In the pursuit of maintaining a healthy lifestyle, the role of the individual is undeniably crucial. Each person must take active steps to claim and retrieve their health, ensuring they engage in regular physical activity and carve out time for personal well-being. This personal responsibility is the most immediate and effective way to manage stress, enhance resilience, and maintain the capacity to care for others.

However, aware that stress negatively impacts your body, you can become stressed about being stressed. The relentless pursuit of a healthy lifestyle can inadvertently become a source of stress and an unhealthy situation, particularly when work environments significantly contribute to our inability to make healthy daily choices. For example, your schedule may not leave time to work out three times a week and you may feel powerless to change it. This brings us to a critical question: How do we balance our personal responsibility for our health with the necessity for supportive work environments that do not cause burnout?

It wasn’t until 2012 that a sharp focus on physician well-being emerged in the medical literature. Shanafelt and colleagues published the first large-scale study of burnout among U.S. physicians, revealing that nearly half were at “high risk for burnout.”[2] The study caught public attention, leading to increased scrutiny and concern about the fitness of the physician workforce. Unfortunately, the initial response was to blame physicians, focusing solely on individual interventions such as meditation, mindfulness, nutrition, sleep, and physical fitness[3].

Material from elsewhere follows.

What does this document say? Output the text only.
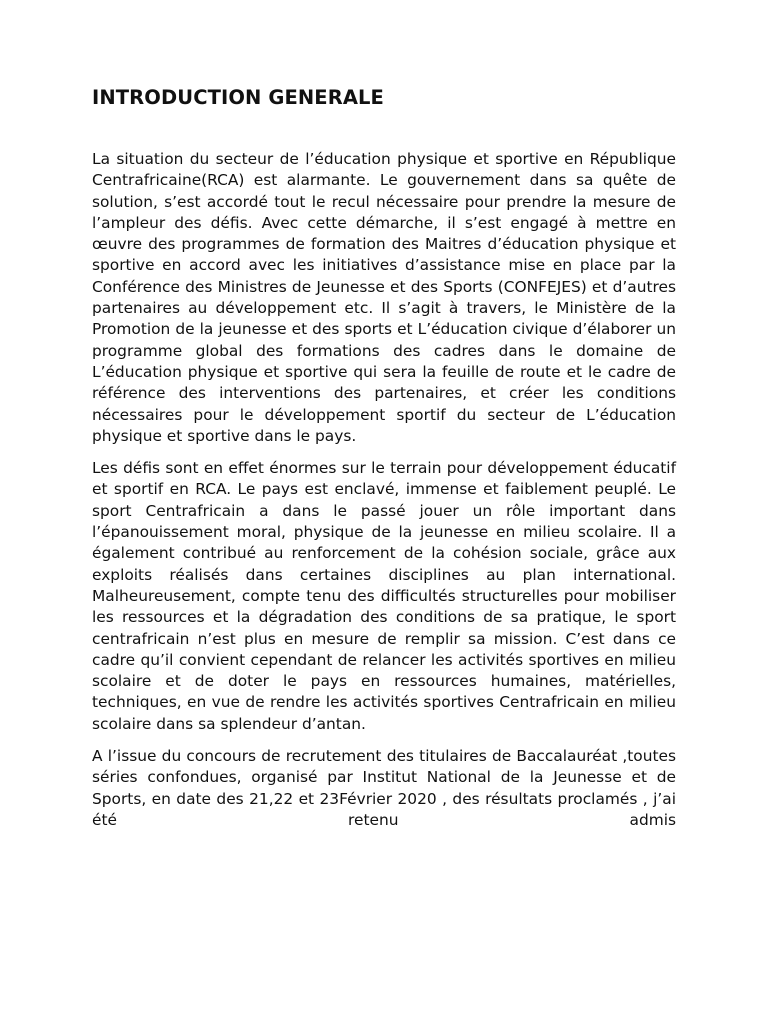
INTRODUCTION GENERALE

La situation du secteur de l’éducation physique et sportive en République Centrafricaine(RCA) est alarmante. Le gouvernement dans sa quête de solution, s’est accordé tout le recul nécessaire pour prendre la mesure de l’ampleur des défis. Avec cette démarche, il s’est engagé à mettre en œuvre des programmes de formation des Maitres d’éducation physique et sportive en accord avec les initiatives d’assistance mise en place par la Conférence des Ministres de Jeunesse et des Sports (CONFEJES) et d’autres partenaires au développement etc. Il s’agit à travers, le Ministère de la Promotion de la jeunesse et des sports et L’éducation civique d’élaborer un programme global des formations des cadres dans le domaine de L’éducation physique et sportive qui sera la feuille de route et le cadre de référence des interventions des partenaires, et créer les conditions nécessaires pour le développement sportif du secteur de L’éducation physique et sportive dans le pays.

Les défis sont en effet énormes sur le terrain pour développement éducatif et sportif en RCA. Le pays est enclavé, immense et faiblement peuplé. Le sport Centrafricain a dans le passé jouer un rôle important dans l’épanouissement moral, physique de la jeunesse en milieu scolaire. Il a également contribué au renforcement de la cohésion sociale, grâce aux exploits réalisés dans certaines disciplines au plan international. Malheureusement, compte tenu des difficultés structurelles pour mobiliser les ressources et la dégradation des conditions de sa pratique, le sport centrafricain n’est plus en mesure de remplir sa mission. C’est dans ce cadre qu’il convient cependant de relancer les activités sportives en milieu scolaire et de doter le pays en ressources humaines, matérielles, techniques, en vue de rendre les activités sportives Centrafricain en milieu scolaire dans sa splendeur d’antan.

A l’issue du concours de recrutement des titulaires de Baccalauréat ,toutes séries confondues, organisé par Institut National de la Jeunesse et de Sports, en date des 21,22 et 23Février 2020 , des résultats proclamés , j’ai été retenu admis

Further studies and initiatives, such as the 2019 report by the National Academy of Medicine (NAM) titled “Taking Action Against Clinician Burnout: A Systems Approach to Professional Well-Being,” have shifted the focus toward a more systemic approach to addressing burnout[4]. The burden of well-being should not rest solely on individuals. Work environments play a significant role in either mitigating or exacerbating stress and burnout. When workplaces fail to provide the necessary support and resources, it becomes imperative not to place all the responsibility on individuals.

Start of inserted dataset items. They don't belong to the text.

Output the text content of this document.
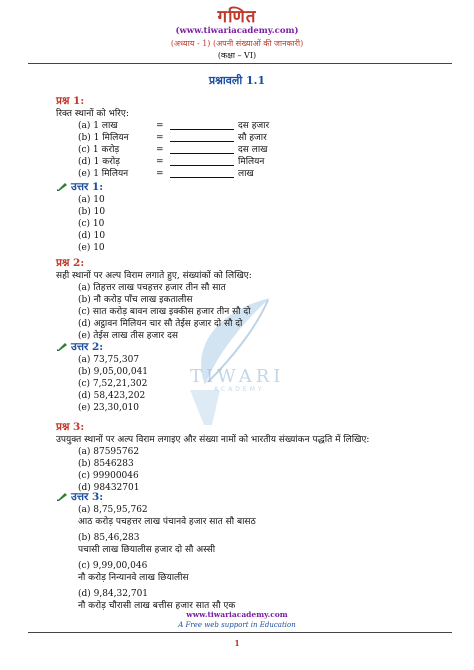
गणित
(www.tiwariacademy.com)
(अध्याय - 1) (अपनी संख्याओं की जानकारी)
(कक्षा – VI)
प्रश्नावली 1.1
TIWARI
ACADEMY
प्रश्न 1:
रिक्त स्थानों को भरिए:
(a) 1 लाख	=	दस हजार
(b) 1 मिलियन	=	सौ हजार
(c) 1 करोड़	=	दस लाख
(d) 1 करोड़	=	मिलियन
(e) 1 मिलियन	=	लाख
उत्तर 1:
(a) 10
(b) 10
(c) 10
(d) 10
(e) 10
प्रश्न 2:
सही स्थानों पर अल्प विराम लगाते हुए, संख्यांकों को लिखिए:
(a) तिहत्तर लाख पचहत्तर हजार तीन सौ सात
(b) नौ करोड़ पाँच लाख इकतालीस
(c) सात करोड़ बावन लाख इक्कीस हजार तीन सौ दो
(d) अट्ठावन मिलियन चार सौ तेईस हजार दो सौ दो
(e) तेईस लाख तीस हजार दस
उत्तर 2:
(a) 73,75,307
(b) 9,05,00,041
(c) 7,52,21,302
(d) 58,423,202
(e) 23,30,010
प्रश्न 3:
उपयुक्त स्थानों पर अल्प विराम लगाइए और संख्या नामों को भारतीय संख्यांकन पद्धति में लिखिए:
(a) 87595762
(b) 8546283
(c) 99900046
(d) 98432701
उत्तर 3:
(a) 8,75,95,762
आठ करोड़ पचहत्तर लाख पंचानवे हजार सात सौ बासठ
(b) 85,46,283
पचासी लाख छियालीस हजार दो सौ अस्सी
(c) 9,99,00,046
नौ करोड़ निन्यानवे लाख छियालीस
(d) 9,84,32,701
नौ करोड़ चौरासी लाख बत्तीस हजार सात सौ एक
www.tiwariacademy.com
A Free web support in Education
1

The professional culture must shift to acknowledge and address these systemic issues. We need to normalize the expression of needs related to mental and physical health, as well as the needs of loved ones. By creating a supportive environment that prioritizes physician well-being, we can foster a culture that enables healthcare providers to thrive. “Checking the well-being box” without changing the system is as useful as rearranging deck chairs on the Titanic. Real change requires a shift in how we view and address the culture of medicine, ensuring that physicians have the support they need to thrive both professionally and personally.

Being healthy begins with us and our decisions, but it does not end with us and we are not the only factor! We must advocate for and work toward transforming workplace cultures to move closer to a healthier environment for everyone. Reflect on this: What would that one step toward a healthier community look like for you and your environment?

Dr. Moassefi is a postdoctoral research fellow at the Radiology Informatics Lab, Mayo Clinic. Her research focuses on advancements in neuroradiology and abdominal radiology. She is an alumnus of the Academy Council of Early Career Investigators in Imaging, Class of 2024, and received the Roger A. Bauman, MD, Award from the Society for Imaging Informatics in Medicine (SIIM). Additionally, she serves on SIIM’s education and machine-learning education subcommittees.

  1. Parsa-Parsi RW. The Revised Declaration of Geneva: A Modern-Day Physician’s Pledge. JAMA. 2017;318: 1971–1972.
  2. Shanafelt TD, Boone S, Tan L, Dyrbye LN, Sotile W, Satele D, et al. Burnout and satisfaction with work-life balance among US physicians relative to the general US population. Arch Intern Med. 2012;172: 1377–1385.
  3. Sinskey JL, Margolis RD, Vinson AE. The Wicked Problem of Physician Well-Being. Anesthesiol Clin. 2022;40: 213–223.
  4. National Academies of Sciences, Engineering, and Medicine, National Academy of Medicine, Committee on Systems Approaches to Improve Patient Care by Supporting Clinician Well-Being. Taking Action Against Clinician Burnout: A Systems Approach to Professional Well-Being. National Academies Press; 2020.